Miguel Barroso estudia una oferta millonaria de una multinacional de publicidad

(PD).- Dice el refrán que «algo tiene el agua cuando la bendicen» y algo debe tener Miguel Barroso cuando se lo rifan de esa manera. Sin matices, porque el actual marido de la ministra Carmen Chacón y durante tres años secretario de Estado de comunicación de Zapatero, es objeto estos días de los requiebros millonarios de un par de multinacionales.

Una de ellas, la que se llevará probablemente el gato al agua, es la poderosa Young & Rubicam, que controla buena parte de la publicidad que se genera, distribuye e inserta en España. La otra es la francesa PPR, (propietaria de Fnac, Gucci, Conforama, Puma), donde trabajó durante diez años, los últimos en París.

Que Barroso sea oscuro objeto de deseo para empresas como PPR o Young & Rubicam tiene su lógica, porque lleva toda su vida y siempre con éxito en el mundo de la comunicación y la publicidad, pero el asunto recuerda a grandes rasgos la peripecia profesional que siguió Miguel Ángel Rodríguez, ex secretario de Estado de Comunicación del Gobierno de Aznar.

Como todo el mundo recuerda, porque el affaire despertó cierto escándalo y fue muy criticado por el PSOE -entonces en la oposición- Rodríguez, ex portavoz de Aznar, fichó por la multinacional Carat en España, una de las mayores centrales de compra de espacios publicitarios del mercado español.

Y lo hizo apenas cuatro meses después de dejar su cargo. Barroso, a quien molesta que se establezca el paralelismo, subraya que lleva tres años lejos de Moncloa y es verdad.

Lo que no se puede negar es que a su brillante currículum profesional, como plus, se suma su evidente cercanía al poder y su condición de esposo de una ministra como Chacón.

En cualquier caso, no han sido determinantes en la oferta de Young & Rubicam a Barroso las relaciones del Ministerio de Defensa con la multinacional publicitaria, porque la empresa perdió la relación de privilegio que tenía en el Ministerio, justo en la época en que Carme Chacón asumió la cartera militar.

LO QUE SE CUENTA EN LOS MEDIOS

Barroso, cuyo contrato como director de la Casa de América debe de estar a punto de concluir y que tiene ambiciones más altas, parece inclinarse por Young & Rubicam España.

«Quedan algunos flecos por cerrar», pero todo indica que el marido de la ministra Chacón no va a poder resistirse a la suculenta oferta.

Según publica El Confidencial, la operación Barroso es un calco de la de Rodríguez “pero a lo bestia, dada la importancia de Young & Rubicam, perteneciente al grupo WPP, el holding de servicios de publicidad y comunicación más grande del mundo”.
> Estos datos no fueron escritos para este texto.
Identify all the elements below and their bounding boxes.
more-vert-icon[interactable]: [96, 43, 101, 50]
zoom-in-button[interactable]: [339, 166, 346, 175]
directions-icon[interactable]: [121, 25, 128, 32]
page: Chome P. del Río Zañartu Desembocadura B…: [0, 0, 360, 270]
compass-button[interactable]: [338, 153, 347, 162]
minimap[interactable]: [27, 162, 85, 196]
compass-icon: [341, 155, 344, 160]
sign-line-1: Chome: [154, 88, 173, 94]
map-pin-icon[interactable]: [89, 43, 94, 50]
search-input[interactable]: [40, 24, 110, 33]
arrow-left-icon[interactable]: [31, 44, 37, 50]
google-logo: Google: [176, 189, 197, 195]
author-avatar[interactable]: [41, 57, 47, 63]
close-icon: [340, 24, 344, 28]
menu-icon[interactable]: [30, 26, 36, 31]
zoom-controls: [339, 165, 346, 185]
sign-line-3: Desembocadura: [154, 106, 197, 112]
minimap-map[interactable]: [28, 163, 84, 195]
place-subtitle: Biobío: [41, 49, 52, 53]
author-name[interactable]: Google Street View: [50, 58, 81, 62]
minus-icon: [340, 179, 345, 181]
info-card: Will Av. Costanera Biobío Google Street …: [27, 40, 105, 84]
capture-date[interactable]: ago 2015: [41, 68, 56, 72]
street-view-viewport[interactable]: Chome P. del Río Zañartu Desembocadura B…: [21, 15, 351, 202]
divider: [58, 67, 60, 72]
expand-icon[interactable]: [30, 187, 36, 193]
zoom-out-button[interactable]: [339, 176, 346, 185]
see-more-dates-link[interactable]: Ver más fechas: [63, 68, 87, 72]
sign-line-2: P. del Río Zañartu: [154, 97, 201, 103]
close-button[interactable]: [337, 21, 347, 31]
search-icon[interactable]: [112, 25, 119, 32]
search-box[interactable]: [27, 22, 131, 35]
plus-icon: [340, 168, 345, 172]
El diario online de Jesús Cacho atribuye un papel fundamental en el fichaje de Barroso a Fernando Ocaña, presidente del grupo Tapsa -parte del Grupo WPP-, quizás la agencia publicitaria más conocida en nuestro mercado.

En en tiempos de Felipe González, Tapsa llegó a ser conocida irónicamente en el sector como Tapsoe.

En contra de la tesis Tapsa-Ocaña, juega el hecho de que fue un cazador de talentos quien contacto en primer lugar con Barroso, tras recibir el encargo de Young & Rubicam de buscar un ejecutivo de alto nivel y muy bien conectado, para hacerse cargo de sus operaciones en España.

No se puede olvidar, que más del 40% de la publicidad que se genera y comercializa en nuestro país procede de instituciones oficiales y que en algunas comunidades, como Andalucía o Aragon, más del 70% de las inserciones y campañas son decididas desde el Gobierno autonómico.

Fuentes relacionadas con el Grupo WPP en España han asegurado al diario que dirige Jesús Cacho que “el acuerdo está hecho, como todo el mundo a cierto nivel sabe en Y&R y en Tapsa; es cuestión de días”.

El Mundo da más claves:

«Miguel Barroso ya ha anunciado a sus colaboradores la intención de regresar al sector privado cuando faltan pocas semanas para concluir su mandato de tres años. Barroso, que llegó a este cargo después de dos años como secretario de Estado de Comunicación de Zapatero -con quien le sigue uniendo una relación de amistad- evalúa un par de ofertas para volver al sector privado. La primera es el retorno a la multinacional francesa PPR (propietaria de Fnac, Gucci, Conforama, Puma ), donde trabajó durante diez años, los últimos en París. La segunda es dirigir la filial española de una agencia internacional de publicidad».

El propio Miguel Barroso reconoce a Periodista Digital las ofertas aunque admite que todavía «no está nada cerrado».